Title : CYP2D6 gene polymorphisms and Renal Disease
Abstract:
The CYP2D6 gene (22q13.2) encodes the CYP2D6 protein that localises to the endoplasmic reticulum, and is highly expressed in liver, brain, intestinal tissue and lymphoid cells; it comprises only 2–4% part of total hepatic CYP content but is a main drug-metabolising enzyme responsible for metabolism of ~ 20% of commonly used drugs comprising varied substrates including analgesics, antidepressants, antihypertensives and the anti-cancer agent, tamoxifen. CYP2D6 is highly polymorphic and its genetic complexity contributes to its functional variation with rate of CYP2D6-mediated microsomal metabolism varying least by 60-fold between individuals. Chronic kidney disease can also affect non-renal clearance mechanisms such as hepatic and intestinal cytochrome P450 (CYP) enzymes and drug transport protein while the reduced activity of CYP isoforms can affect the metabolism of many medications preventing optimal patient outcomes and may be genotoxic as well. There may be drug toxicity from medications that are not adequately removed by dialysis compounding problems and mortality related to polypharmacy. Also depending on the genotype of CYP2D6 given its highly polymorphic nature, the inter-individual variation in CYP2D6 activity can have significant clinical consequences, being absent or be increased up to 18–20times. This can have implications for pro-drug activation/inactivation, and of the effects of biotransformation on the prescription of drug-types and dose-levels, hence there is a need to discern the drug-detoxifying and metabolic genotypes/phenotypes. CYP2D6 gene polymorphisms can result in four classes of metabolic phenotypes viz. ultrarapid (UM), extensive (EM), intermediate (IM) and poor (PM) metabolizers, based upon allelic combinations.

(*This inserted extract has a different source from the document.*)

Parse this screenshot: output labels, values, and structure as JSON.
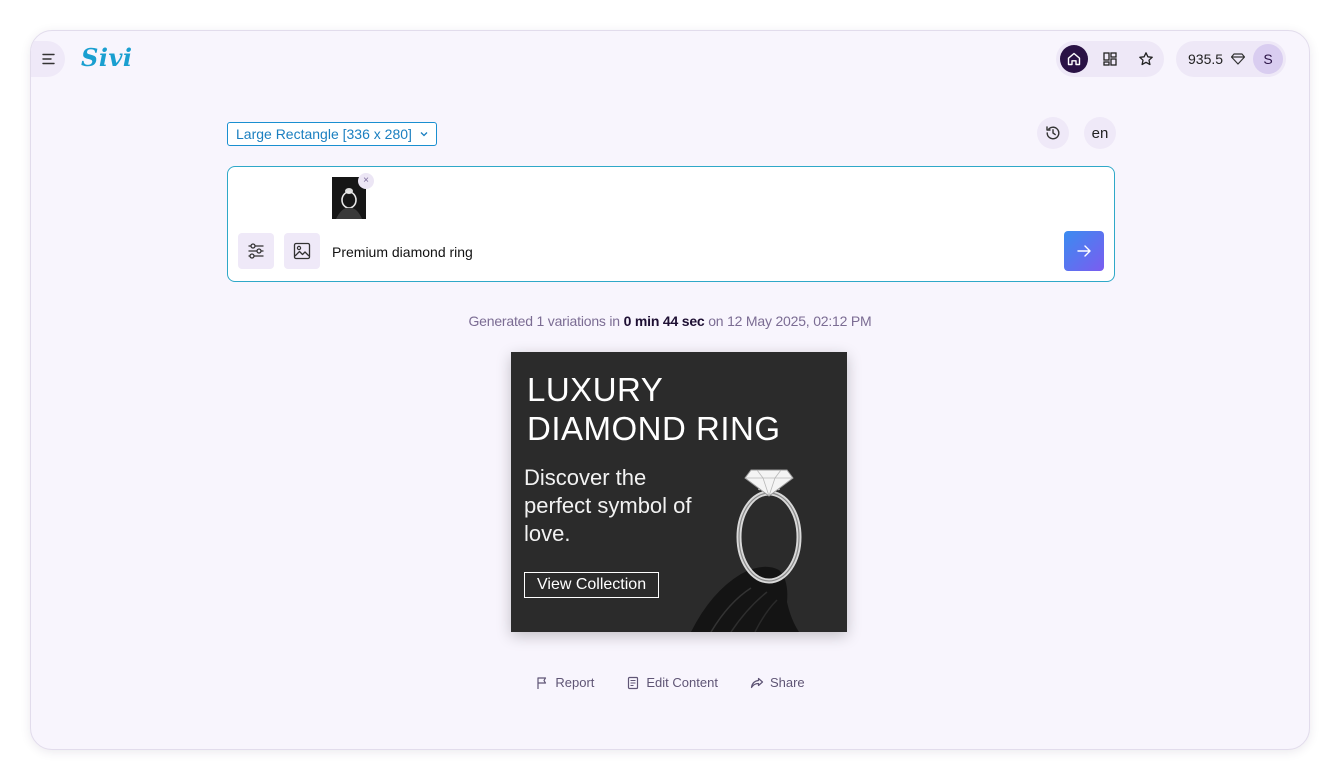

Therefore, it was thought prudent to genotype some single nucleotide polymorphisms (SNPs) of CYP2D6 *2,*4,*10 in kidney patients and healthy controls. Among the three CYP2D6*2,*4,*10 alleles genotyped in patients and controls and considered singly, *2 allele has enzymatic activity like that of wild type and the metabolizer status is EM, *4 allele causes a splicing defect and so enzyme is inactive and metabolizer status is PM, *10 allele causes an amino acid substitution with the result that the enzyme is unstable and metabolizer status is IM. On the basis of CYP2D6*2 genotypes, all patients and controls were phenotypically extensive metabolizers (gEM). Based upon CYP2D6*4 genotypes, 53.50% patients and 62.86% controls were extensive metabolizers (gEM) and 7.00% patients vs. 2.86% controls were poor metabolizers (gPM). For the CYP2D6*10 allele, all the patients and controls were extensive metabolizers (gEM) with lack of the intermediate metabolizing phenotype in the absence of the variant genotype.